Chińczycy mówią „nie” plastikowi
VSCO girls na całym świecie są w siódmym niebie.
Chińska Państwowa Komisja ds. Rozwoju i Reform zapowiedziała ograniczenie przez kraj jednorazowych produktów z plastiku. Projekt ma trwać 5 lat. W 2025 roku Chińczycy zrezygnują całkowicie z jego produkcji. Mowa tu o plastikowych talerzykach, sztućcach, kubkach, torebkach oraz słomkach. Prawdopodobnie wszystko zastąpi papier. Nie dziwię się. Przecież to ich wynalazek.

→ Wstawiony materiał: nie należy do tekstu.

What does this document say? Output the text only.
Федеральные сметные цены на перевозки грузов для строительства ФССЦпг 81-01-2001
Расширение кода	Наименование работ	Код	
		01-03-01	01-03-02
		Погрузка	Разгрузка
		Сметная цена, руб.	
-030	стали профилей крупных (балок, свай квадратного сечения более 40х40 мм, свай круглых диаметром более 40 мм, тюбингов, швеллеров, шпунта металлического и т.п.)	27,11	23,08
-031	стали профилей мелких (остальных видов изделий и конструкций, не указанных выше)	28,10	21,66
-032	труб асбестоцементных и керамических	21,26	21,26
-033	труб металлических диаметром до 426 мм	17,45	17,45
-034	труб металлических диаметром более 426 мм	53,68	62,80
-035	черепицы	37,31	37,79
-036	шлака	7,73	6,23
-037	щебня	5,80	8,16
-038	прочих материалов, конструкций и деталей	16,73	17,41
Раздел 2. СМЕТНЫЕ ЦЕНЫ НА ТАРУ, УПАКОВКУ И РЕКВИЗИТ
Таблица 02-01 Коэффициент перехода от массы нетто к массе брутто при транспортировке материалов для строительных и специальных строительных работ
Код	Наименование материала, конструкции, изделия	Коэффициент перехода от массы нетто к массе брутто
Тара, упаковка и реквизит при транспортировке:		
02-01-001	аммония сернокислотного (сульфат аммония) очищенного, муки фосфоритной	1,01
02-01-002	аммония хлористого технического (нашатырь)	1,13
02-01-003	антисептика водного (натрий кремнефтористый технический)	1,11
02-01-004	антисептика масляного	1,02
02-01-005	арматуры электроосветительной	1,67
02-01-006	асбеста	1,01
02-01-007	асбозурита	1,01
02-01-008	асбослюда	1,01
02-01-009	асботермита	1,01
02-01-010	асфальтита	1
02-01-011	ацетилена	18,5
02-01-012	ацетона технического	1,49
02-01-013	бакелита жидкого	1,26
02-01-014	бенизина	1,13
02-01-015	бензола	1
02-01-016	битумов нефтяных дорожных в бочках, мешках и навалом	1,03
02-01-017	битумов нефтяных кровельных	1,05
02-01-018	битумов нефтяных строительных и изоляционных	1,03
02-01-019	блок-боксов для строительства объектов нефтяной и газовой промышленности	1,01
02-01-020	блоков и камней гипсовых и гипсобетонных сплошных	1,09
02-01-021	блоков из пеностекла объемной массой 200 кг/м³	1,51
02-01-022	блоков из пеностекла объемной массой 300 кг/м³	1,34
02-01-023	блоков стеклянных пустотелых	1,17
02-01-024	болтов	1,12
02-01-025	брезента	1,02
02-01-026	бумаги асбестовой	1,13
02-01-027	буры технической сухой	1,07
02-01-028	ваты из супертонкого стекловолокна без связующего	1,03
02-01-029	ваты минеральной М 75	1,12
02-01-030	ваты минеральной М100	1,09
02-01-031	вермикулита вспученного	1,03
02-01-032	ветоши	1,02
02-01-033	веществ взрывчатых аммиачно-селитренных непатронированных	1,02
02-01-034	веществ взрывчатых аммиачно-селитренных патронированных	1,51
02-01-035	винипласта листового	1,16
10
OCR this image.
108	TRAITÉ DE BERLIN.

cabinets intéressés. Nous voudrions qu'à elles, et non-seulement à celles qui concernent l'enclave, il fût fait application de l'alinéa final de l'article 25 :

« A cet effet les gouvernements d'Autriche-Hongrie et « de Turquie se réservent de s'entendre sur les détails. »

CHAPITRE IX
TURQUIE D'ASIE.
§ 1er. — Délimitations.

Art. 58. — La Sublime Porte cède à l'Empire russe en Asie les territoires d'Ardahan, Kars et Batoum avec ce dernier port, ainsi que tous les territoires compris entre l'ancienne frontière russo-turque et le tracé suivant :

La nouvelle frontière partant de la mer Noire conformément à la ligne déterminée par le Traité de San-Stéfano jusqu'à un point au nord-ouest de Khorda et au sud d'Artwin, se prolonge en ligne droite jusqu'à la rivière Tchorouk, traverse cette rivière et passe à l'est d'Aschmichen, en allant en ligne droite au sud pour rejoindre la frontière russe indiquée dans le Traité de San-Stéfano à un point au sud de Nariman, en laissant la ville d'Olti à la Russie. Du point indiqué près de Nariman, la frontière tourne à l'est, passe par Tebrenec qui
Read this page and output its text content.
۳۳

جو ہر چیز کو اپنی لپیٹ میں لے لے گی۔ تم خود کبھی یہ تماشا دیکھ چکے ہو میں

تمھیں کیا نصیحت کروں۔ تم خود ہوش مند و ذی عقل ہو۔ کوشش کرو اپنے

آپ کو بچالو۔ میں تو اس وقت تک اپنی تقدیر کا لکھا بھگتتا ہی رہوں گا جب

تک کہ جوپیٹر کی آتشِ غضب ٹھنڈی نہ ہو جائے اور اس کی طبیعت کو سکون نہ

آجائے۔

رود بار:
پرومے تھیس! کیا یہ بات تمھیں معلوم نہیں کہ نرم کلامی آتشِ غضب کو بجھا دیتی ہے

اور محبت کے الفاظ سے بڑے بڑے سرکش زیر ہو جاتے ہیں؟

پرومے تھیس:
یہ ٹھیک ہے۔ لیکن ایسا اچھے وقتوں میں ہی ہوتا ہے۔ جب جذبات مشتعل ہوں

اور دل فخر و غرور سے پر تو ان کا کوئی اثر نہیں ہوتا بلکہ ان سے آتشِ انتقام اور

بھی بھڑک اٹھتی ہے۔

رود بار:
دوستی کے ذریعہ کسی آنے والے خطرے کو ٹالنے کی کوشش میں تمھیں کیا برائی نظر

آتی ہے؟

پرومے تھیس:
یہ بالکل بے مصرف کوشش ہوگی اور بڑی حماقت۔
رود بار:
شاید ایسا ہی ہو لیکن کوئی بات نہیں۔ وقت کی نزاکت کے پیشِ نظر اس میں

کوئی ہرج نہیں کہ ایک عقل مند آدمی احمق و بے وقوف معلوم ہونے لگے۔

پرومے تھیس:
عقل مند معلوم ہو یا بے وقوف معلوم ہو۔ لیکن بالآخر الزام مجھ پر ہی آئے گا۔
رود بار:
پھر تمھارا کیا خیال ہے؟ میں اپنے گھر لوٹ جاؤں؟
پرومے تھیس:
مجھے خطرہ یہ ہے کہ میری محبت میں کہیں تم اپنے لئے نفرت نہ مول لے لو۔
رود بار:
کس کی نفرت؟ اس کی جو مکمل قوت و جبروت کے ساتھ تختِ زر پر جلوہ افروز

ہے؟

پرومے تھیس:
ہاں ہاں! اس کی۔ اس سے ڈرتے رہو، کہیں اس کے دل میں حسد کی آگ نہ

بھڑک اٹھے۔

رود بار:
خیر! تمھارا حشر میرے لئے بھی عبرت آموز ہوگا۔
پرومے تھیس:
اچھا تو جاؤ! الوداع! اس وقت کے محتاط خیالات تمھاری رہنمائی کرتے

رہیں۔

Jednak zmiany mogą nastąpić najpierw w większych miastach np. Shanghai, Pekin. Może to nastąpić nawet w tym roku. Dodatkowo, nie będzie można zaopatrzyć się w jakąś plastikową torebkę w chińskich sklepach ulokowanych. Lepiej zabierać ze sobą materiałową torbę, aby nie mieć nieprzyjemnej niespodzianki podczas zakupów. Jednak reszta miast i wsi będzie objęta projektem dopiero przed 2025 rokiem. Ale słomkowy problem dotknie wszystkich jak najszybciej.
Słomkowy problem. Są przydatne. Nawet bardzo. Dlatego zamiast bawić się w ich produkcję z plastiku to jego godnym zastępcą będzie papier. Niby wszystko okey. Tylko czy ktoś pomyślał do drugiej stronie medalu? Przecież jak wzrośnie ich produkcja to będzie coraz mniej drzew. Plastik kradnie nam wodę, a papier – tlen.
Państwowa Komisja ds. Rozwoju i Reform dodatkowo zachęca obywateli, aby używali produktów biodegradowalnych. Zaznacza, że redukcja zanieczyszczenia plastikiem wpłynie na ich zdrowie i „budowanie pięknych Chin”.
Trzeba zaznaczyć, że Chiny są największym producentem tworzyw sztucznych na świecie. Potęga gospodarcza! Skoro plastik nie będzie już tam wytwarzany, to jak będzie wyglądać sytuacja na świecie? Możliwe, że inne kraje w Azji podejmą się dalszej produkcji, ale może być tego plastiku mniej.
Dzięki temu pomysłowi, możliwe, że my, Polacy też ograniczymy się do alternatywnych rozwiązań. Moda na bycie eko w naszym kraju kwitnie. Ostatnio nawet McDonalds wprowadził papierowe słomki, nowe kubki do lodów McFlurry i patyczki do balonów. Może jedzenie nie jest tam najzdrowsze, ale takie rozwiązanie plastikowego problemu to magnes na VSCO girls i innych obrońców środowiska.
Szkoda, że nikt jeszcze nie wymyślił jakiegoś produktu, który nas nie zabije, nie okradnie, a co ważniejsze – będzie nam służyć długo. Na razie zobaczmy, czy projekt się sprawdzi w Chinach.